The first week is the intake session. Colorado’s laws allow for teenagers to be in charge of their own information; the therapist will discuss with teenagers the value of including their parents and/or families in counseling. The intake session also involves beginning to establish a warm and welcoming relationship between therapist and client, so your child feels comfortable opening up and working on their issues in subsequent sessions.

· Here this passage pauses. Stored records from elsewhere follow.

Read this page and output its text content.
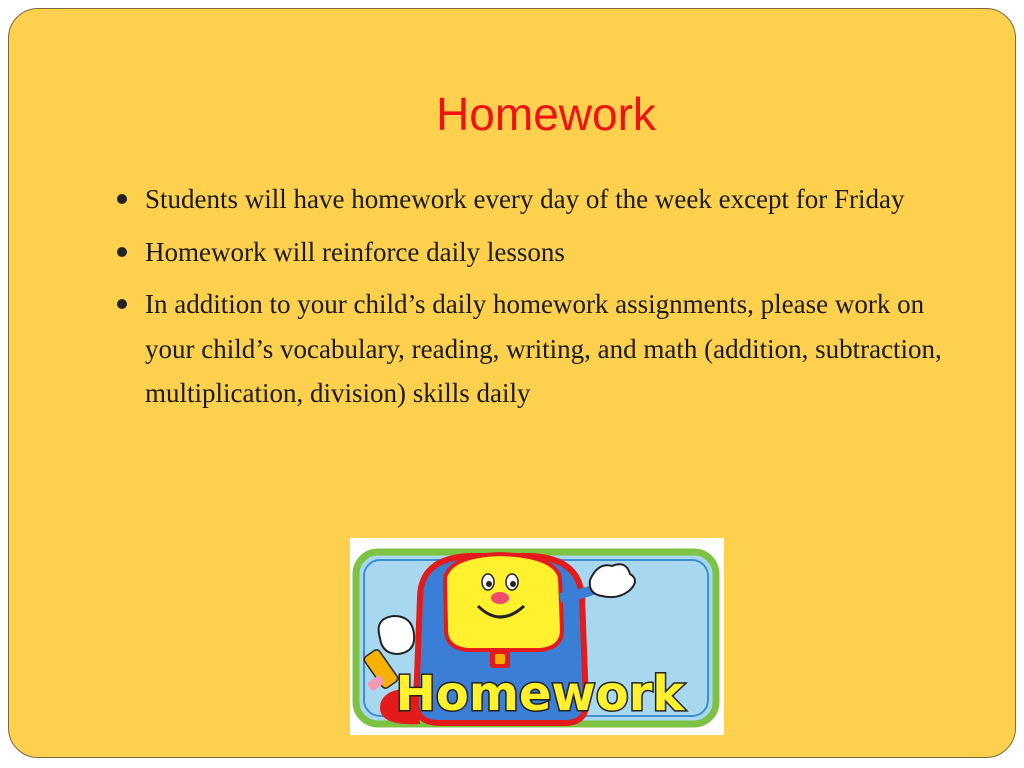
Homework
Students will have homework every day of the week except for Friday
Homework will reinforce daily lessons
In addition to your child’s daily homework assignments, please work on your child’s vocabulary, reading, writing, and math (addition, subtraction, multiplication, division) skills daily
Homework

Week 2 and THE FOLLOWING weeks:

The early weeks of therapy will involve building rapport. This is crucial; young people will be more willing to open up and will have greater success addressing their struggles if they trust their therapist. The therapist will evaluate the child’s needs and use a combination of therapies determined to be the best fit for the unique needs of your son or daughter. Your child will also receive homework to be practiced at home. Ongoing and consistent application of skills and tools is necessary for growth.

 

Intermountain Counseling is committed to creating a safe, warm, and welcoming environment for teens and preteens so they feel empowered and equipped to overcome the obstacles in their life.

Termination:

Termination is the agreed-upon ending of the therapeutic relationship once goals are achieved and takes 1 to 3 sessions, depending on your child's needs. The therapist will coordinate with the client to determine what is appropriate. Therapy should be a springboard into life; it’s vital that the relationship not be ended prematurely, which would undermine everything your child has work toward. If termination is deemed appropriate, the therapist will work with your child to establish a plan moving forward so that change remains consistent.